Use of Pilot-Scale Data to Register Multiple Sites for New Active Ingredients

September 12, 2017

Purpose

The purpose of this memo to applicants and registrants is to communicate changes to the Pest Management Regulatory Agency (PMRA) process for registering multiple manufacturing sites for new active ingredients.

Background

The PMRA's Guidance for Developing Datasets for Conventional Pest Control Product Applications - March 2016 requires that each manufacturing site proposed for a technical-grade active ingredient (TGAI) or integrated system product (ISP) be supported by batch data. In particular, DACO 2.13.3 Batch Data specifies that:

  • The composition of a minimum of five batches of the product manufactured at the site proposed for registration … must be provided to support the specifications.
  • These batches may initially represent pilot plant production from the proposed site; however, once commercial production commences (either at the same location or at a different facility), data from an additional five batches that correspond to the commercial-scale location/process will be required under a separate application to support the specifications.
  • If multiple manufacturing sites are proposed at once, batch data are required for each site.

Currently, this means that an applicant for a new active ingredient (i.e., one that has never been registered by PMRA or by any other country) may not have access to commercial-scale production until after approval is obtained. In this situation, pilot-scale equipment which is identical to that ultimately proposed for commercial production - but on a smaller scale - can be used to develop the manufacturing process and simulate future conditions. Such pilot-scale data may be used to support an initial manufacturing site, but other sites - which may be the intended locations for commercial production - may not be approved for several years or more. The time required for a registrant to initiate commercial production, obtain analysis of five batches, generate the corresponding report, and submit it to the PMRA, followed by the Agency's review and approval, can significantly delay the use of the commercial TGAI material for formulating manufacturing concentrates or end-use products.

PMRA has carried out an analysis of data on file for technical products and has concluded that, when certain conditions are met, pilot-scale data will be acceptable for the initial registration of multiple manufacturing sites for technical-grade products. Commercial-scale data will ultimately be required for all sites, as per DACO 2.13.3.

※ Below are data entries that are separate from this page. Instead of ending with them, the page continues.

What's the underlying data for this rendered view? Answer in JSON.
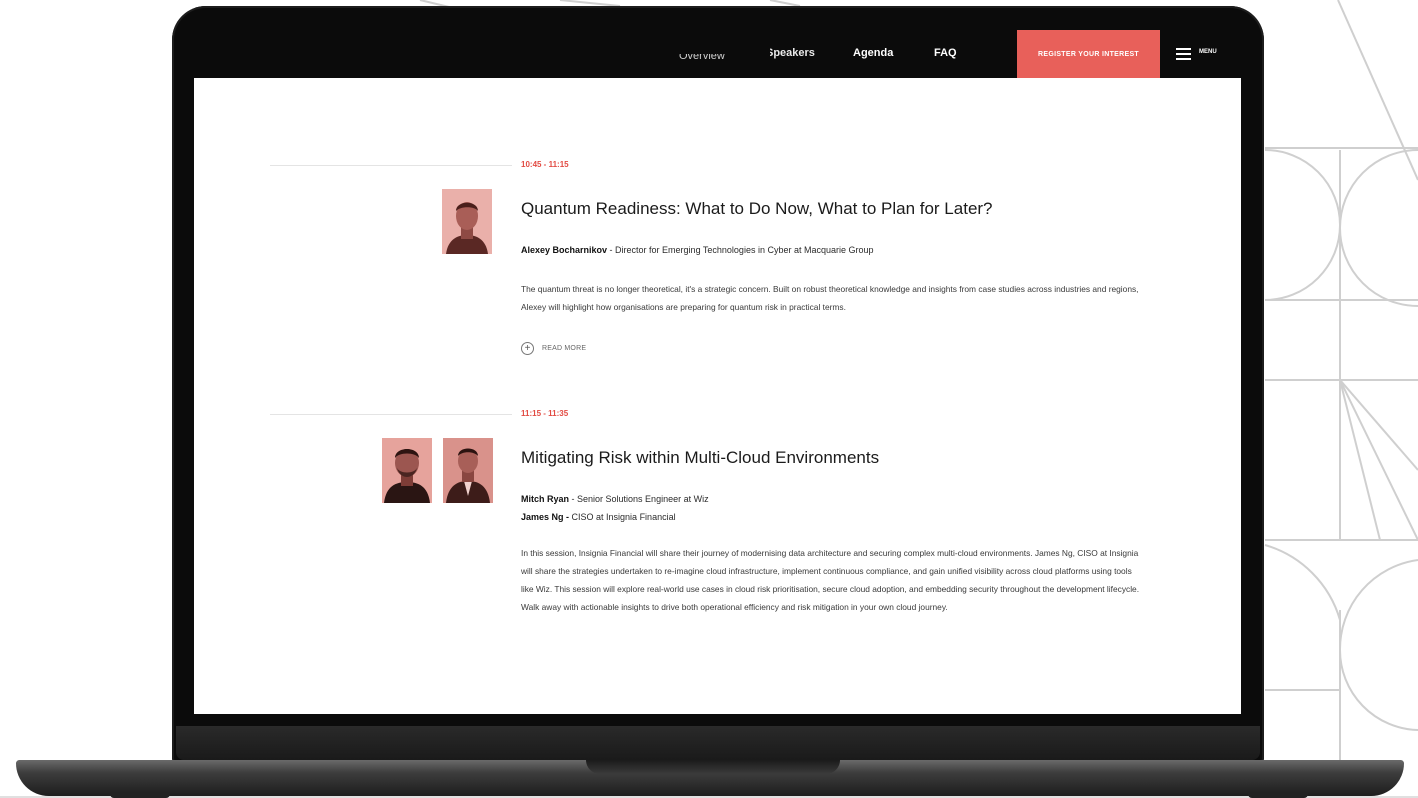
{
  "nav": {
    "items": [
      "Overview",
      "Speakers",
      "Agenda",
      "FAQ"
    ],
    "register_label": "REGISTER YOUR INTEREST",
    "menu_label": "MENU"
  },
  "sessions": [
    {
      "time": "10:45 - 11:15",
      "title": "Quantum Readiness: What to Do Now, What to Plan for Later?",
      "speakers": [
        {
          "name": "Alexey Bocharnikov",
          "role": " - Director for Emerging Technologies in Cyber at Macquarie Group"
        }
      ],
      "description": "The quantum threat is no longer theoretical, it's a strategic concern. Built on robust theoretical knowledge and insights from case studies across industries and regions, Alexey will highlight how organisations are preparing for quantum risk in practical terms.",
      "read_more": "READ MORE"
    },
    {
      "time": "11:15 - 11:35",
      "title": "Mitigating Risk within Multi-Cloud Environments",
      "speakers": [
        {
          "name": "Mitch Ryan",
          "role": " - Senior Solutions Engineer at Wiz"
        },
        {
          "name": "James Ng -",
          "role": " CISO at Insignia Financial"
        }
      ],
      "description": "In this session, Insignia Financial will share their journey of modernising data architecture and securing complex multi-cloud environments. James Ng, CISO at Insignia will share the strategies undertaken to re-imagine cloud infrastructure, implement continuous compliance, and gain unified visibility across cloud platforms using tools like Wiz. This session will explore real-world use cases in cloud risk prioritisation, secure cloud adoption, and embedding security throughout the development lifecycle. Walk away with actionable insights to drive both operational efficiency and risk mitigation in your own cloud journey."
    }
  ],
  "colors": {
    "accent": "#e8605a",
    "time": "#e24b43",
    "photo_tint": "#e9a6a0"
  },
  "icons": [
    "plus-circle-icon",
    "hamburger-icon"
  ]
}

Changes to Batch Data Requirements for New Active Ingredients

If an applicant has no commercial-scale production in place because a new active ingredient has not yet been approved in any country, and wishes to register multiple sites for this active based on one 5-batch set of pilot-scale data from a single site, this must be made clear in the cover letter for the application. In addition, the letter must include the following attestations:

  • the manufacturing process used for the pilot-scale production and associated batch data will be the same as that used after scale-up at the commercial-production site(s), including the starting materials, proportions of reactants used, reaction conditions and equipment (i.e., the pilot-scale equipment is comparable to - but a smaller version than - the commercial equipment)
  • commercial-scale batch data will be provided as soon as available for each of the sites ultimately used for this purpose, via a Category B.4 application; sites not pursued will be removed from the product's registration via notification
  • the upper certified limit (UCL) for any impurity of concern (as defined in PMRA's Guidance for Developing Datasets for Conventional Pest Control Product Applications - March 2016, DACO 2.13.4) present in the pilot-scale material will not be exceeded in material produced at the commercial-production sites
Note 1:

Lab-scale data will not be acceptable for this purpose as the manufacturing conditions are not sufficiently similar to those present in commercial production.

Note 2:

The applicant will be requested to provide expected dates of submission for the batch data supporting each of the proposed sites; these dates cannot exceed 4 years from the time of initial approval.

Note 3:

The outstanding commercial-scale data required for each proposed site will be identified to the registrant via a Section 12 notice immediately after the technical product receives its first registration. Sites for which such data are not provided by the deadline will be removed from the registration.

Note 4:

The same Good Laboratory Practice (GLP) requirement currently in place for all chemistry data, including DACO 2.13.3, applies regardless of whether pilot- or commercial-scale data are being generated.

Scope and Implementation

This revised process to approve TGAI manufacturing sites applies only to new applications to register new active ingredients (not new sources of existing active ingredients), where commercial-scale data are not available because the active has not received initial approval in any country. Complete guidance for preparing chemistry data packages is available from PMRA.

Update 2018-09-07

This initiative has been expanded to include existing TGAIs.  To obtain initial approval for a new site that is not yet producing technical material, a Category C.1.1 application may be employed to add the site to an existing TGAI registration, by referring to historical pilot-scale data already reviewed by PMRA for that TGAI. The following criteria apply:

  • The cover letter must include all the above attestations and clearly identify the new site as well as the TGAI registration to which the site is being added.
  • A new SPSF must be included, whose specifications by definition will be identical to the SPSF provided for the original pilot-scale data.
  • The cited pilot-scale data must be less than 10 years old.
  • All the above conditions apply, including the 4-year limit for providing commercial-scale data in response to the section 12 requirement that will be issued following approval of the new site.

Questions / Contact

Any questions should be directed to the PMRA Information Service.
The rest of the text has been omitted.